The worker: Oliver S., History and Ethnology

“I can’t be in the occupied auditorium very often because of work, but I support the practical and political demands of the occupiers.”

Oliver studies history and also works as an assistant for the physically disabled. He works the night shift so that his job doesn’t conflict with his class schedule. “In the first three years, I got some money from the BAföG, but it wasn’t nearly enough to live on,” he says. But even that ended after six semesters, the time span recommended for his bachelor’s degree. Now Oliver has to work even more to make ends meet, but still hopes to finish his degree in eight semesters. “For me, an important demand is that everyone who finishes a bachelor’s degree gets a place in a master’s program.”

The Austrian: Katharina B., Comparative Literature Studies and History

“When I heard about the occupation in Vienna, I couldn’t believe it.”

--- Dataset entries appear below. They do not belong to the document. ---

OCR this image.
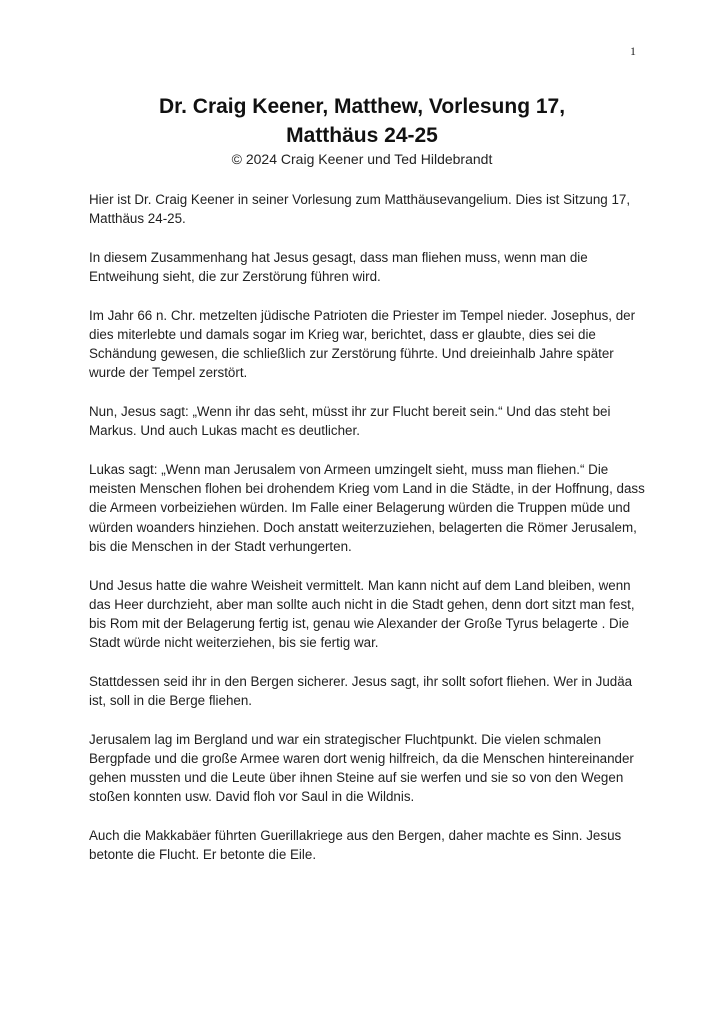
1
Dr. Craig Keener, Matthew, Vorlesung 17,
Matthäus 24-25
© 2024 Craig Keener und Ted Hildebrandt

Hier ist Dr. Craig Keener in seiner Vorlesung zum Matthäusevangelium. Dies ist Sitzung 17, Matthäus 24-25.

In diesem Zusammenhang hat Jesus gesagt, dass man fliehen muss, wenn man die Entweihung sieht, die zur Zerstörung führen wird.

Im Jahr 66 n. Chr. metzelten jüdische Patrioten die Priester im Tempel nieder. Josephus, der dies miterlebte und damals sogar im Krieg war, berichtet, dass er glaubte, dies sei die Schändung gewesen, die schließlich zur Zerstörung führte. Und dreieinhalb Jahre später wurde der Tempel zerstört.

Nun, Jesus sagt: „Wenn ihr das seht, müsst ihr zur Flucht bereit sein.“ Und das steht bei Markus. Und auch Lukas macht es deutlicher.

Lukas sagt: „Wenn man Jerusalem von Armeen umzingelt sieht, muss man fliehen.“ Die meisten Menschen flohen bei drohendem Krieg vom Land in die Städte, in der Hoffnung, dass die Armeen vorbeiziehen würden. Im Falle einer Belagerung würden die Truppen müde und würden woanders hinziehen. Doch anstatt weiterzuziehen, belagerten die Römer Jerusalem, bis die Menschen in der Stadt verhungerten.

Und Jesus hatte die wahre Weisheit vermittelt. Man kann nicht auf dem Land bleiben, wenn das Heer durchzieht, aber man sollte auch nicht in die Stadt gehen, denn dort sitzt man fest, bis Rom mit der Belagerung fertig ist, genau wie Alexander der Große Tyrus belagerte . Die Stadt würde nicht weiterziehen, bis sie fertig war.

Stattdessen seid ihr in den Bergen sicherer. Jesus sagt, ihr sollt sofort fliehen. Wer in Judäa ist, soll in die Berge fliehen.

Jerusalem lag im Bergland und war ein strategischer Fluchtpunkt. Die vielen schmalen Bergpfade und die große Armee waren dort wenig hilfreich, da die Menschen hintereinander gehen mussten und die Leute über ihnen Steine auf sie werfen und sie so von den Wegen stoßen konnten usw. David floh vor Saul in die Wildnis.

Auch die Makkabäer führten Guerillakriege aus den Bergen, daher machte es Sinn. Jesus betonte die Flucht. Er betonte die Eile.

Katharina attends the University of Vienna, but is spending an exchange semester at the FU. In late October, a friend on Facebook announced there was a huge left-wing party in the UV Audimax – it had been taken over that afternoon by 2,000 students who had no intention of leaving. Two weeks later, Katharina was at the FU students’ assembly that followed Vienna’s example. “From the beginning, I was disappointed by university studies,” she says. She had expected intellectual challenges, but instead got more of what she knew from high school: a rigid curriculum and endless tests. “I was so happy to discover that so many other people felt the same way I did.” As far as Katharina’s concerned, the students need a far-sighted perspective and international support if they want to make university studies more self-determined. “Of course, change won’t come overnight – we need to build up a protest movement in the long term.”

The Radikalinski: Stefan N., Political Science

“Education under capitalism is always going to be education for the labor market. If we want good education for everyone, we need to change the system.”

Stefan is what Germans refer to as a Revoluzzer or Radikalinski – both mildly derogatory (if affectionate) terms for social revolutionaries. There may be fewer of his type at the university than 40 or even 20 years ago, but you’ll still see posters of Karl Marx (in a baseball cap) and students discussing Das Kapital. Stefan believes that university students have similar problems to factory workers: educational reforms are about maximizing profits, and increase students’ performance pressures. He is part of the “Working Group for Workers’ Struggles”, which has organized students to support strikes by cleaners and cafeteria workers. “Only when students unite with the workers’ movement will we be able to paralyze society with strikes and force the ruling class to accept our demands,” he says. For Stefan, only a socialist society allows production and education to be organized according the needs of the majority. He knows that his stance is only accepted by a small minority, but believes that “we need an anti-capitalist perspective if we want real change in education”.